PROF. DR. EMRE ALKİN I EKONOMİST / İSTANBUL TOPKAPI ÜNİVERSİTESİ REKTÖRÜ
Gayet iyi hatırlıyorum 7 Haziran 2015 seçimlerinden sonra hükümet kurulamamış ve 1 Kasım’da seçim yenilenmişti. İlginçtir, hükümetin kurulamadığı ve adeta teknokrat bir şekilde idare edilen ekonomi sürecinde parametreler düzelmişti. Belki de Ak Parti’ye yenilenen seçimi kazandıran da bu olmuştu.

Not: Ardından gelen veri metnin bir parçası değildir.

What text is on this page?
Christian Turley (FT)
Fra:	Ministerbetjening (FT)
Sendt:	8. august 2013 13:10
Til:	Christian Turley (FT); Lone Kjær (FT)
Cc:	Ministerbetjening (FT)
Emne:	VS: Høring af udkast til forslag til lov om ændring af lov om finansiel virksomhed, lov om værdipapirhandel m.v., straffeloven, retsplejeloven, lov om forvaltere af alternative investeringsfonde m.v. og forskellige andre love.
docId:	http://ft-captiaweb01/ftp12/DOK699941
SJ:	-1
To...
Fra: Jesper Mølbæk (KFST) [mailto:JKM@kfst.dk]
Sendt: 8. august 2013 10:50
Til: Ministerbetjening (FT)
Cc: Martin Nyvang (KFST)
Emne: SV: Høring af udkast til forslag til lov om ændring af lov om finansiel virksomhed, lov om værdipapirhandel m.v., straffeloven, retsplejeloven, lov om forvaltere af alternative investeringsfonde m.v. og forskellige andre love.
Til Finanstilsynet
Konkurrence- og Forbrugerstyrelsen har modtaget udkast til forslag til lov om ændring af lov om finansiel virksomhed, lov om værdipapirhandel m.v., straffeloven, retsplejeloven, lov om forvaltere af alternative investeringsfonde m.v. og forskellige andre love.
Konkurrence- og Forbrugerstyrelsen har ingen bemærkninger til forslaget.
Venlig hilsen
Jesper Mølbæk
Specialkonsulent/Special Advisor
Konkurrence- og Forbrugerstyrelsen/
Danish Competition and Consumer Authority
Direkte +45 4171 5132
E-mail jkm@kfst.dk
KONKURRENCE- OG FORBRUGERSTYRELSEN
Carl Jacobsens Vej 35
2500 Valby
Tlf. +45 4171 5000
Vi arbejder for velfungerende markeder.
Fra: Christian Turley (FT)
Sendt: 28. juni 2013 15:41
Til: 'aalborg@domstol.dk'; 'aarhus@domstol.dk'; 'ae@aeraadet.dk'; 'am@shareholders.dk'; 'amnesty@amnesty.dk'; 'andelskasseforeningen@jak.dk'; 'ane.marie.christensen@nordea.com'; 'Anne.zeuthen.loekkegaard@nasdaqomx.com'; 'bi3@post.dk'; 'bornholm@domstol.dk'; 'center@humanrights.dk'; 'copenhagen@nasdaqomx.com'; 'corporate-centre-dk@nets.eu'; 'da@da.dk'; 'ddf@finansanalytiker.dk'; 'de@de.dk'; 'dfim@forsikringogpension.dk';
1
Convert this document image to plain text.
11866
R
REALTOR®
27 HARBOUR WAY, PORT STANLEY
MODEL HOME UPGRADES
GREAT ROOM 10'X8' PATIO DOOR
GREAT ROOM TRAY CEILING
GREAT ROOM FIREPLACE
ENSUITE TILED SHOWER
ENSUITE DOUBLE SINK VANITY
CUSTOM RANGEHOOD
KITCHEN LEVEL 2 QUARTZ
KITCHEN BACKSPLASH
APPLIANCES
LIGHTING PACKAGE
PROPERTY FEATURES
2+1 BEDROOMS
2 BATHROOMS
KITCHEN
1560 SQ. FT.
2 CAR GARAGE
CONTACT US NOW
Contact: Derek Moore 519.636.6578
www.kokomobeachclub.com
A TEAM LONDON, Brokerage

Açıkçası anlamsız müdahaleler, iddiacı demeçler, her şeyi kontrol etme yaklaşımı ve kurlara müdahale olmayınca 4-5 ay içinde toparlanmanın gerçekleşmesi mucize sayılmamalı. Kasım 2015 ‘te enflasyon aylık yüzde 0,67 yıllık ise yüzde 8,10 düzeyindeydi. Haziran’da yıllık enflasyon yüzde 8,28’miş. Aslına bakılırsa gerçekten serbest piyasa uygulanıyorsa ekonomi yönetiminin varlığı ya da yokluğu, hareketli ve zevkli bir futbol maçındaki hakemden ibaret oluyor. Eğer serbest piyasa yoksa veya istenmiyorsa, ekonomi yönetimi sürekli oyunu durduran, keyfi kararlarla seyircileri çileden çıkaran, eyyamcı bir hakem gibi gözüküyor.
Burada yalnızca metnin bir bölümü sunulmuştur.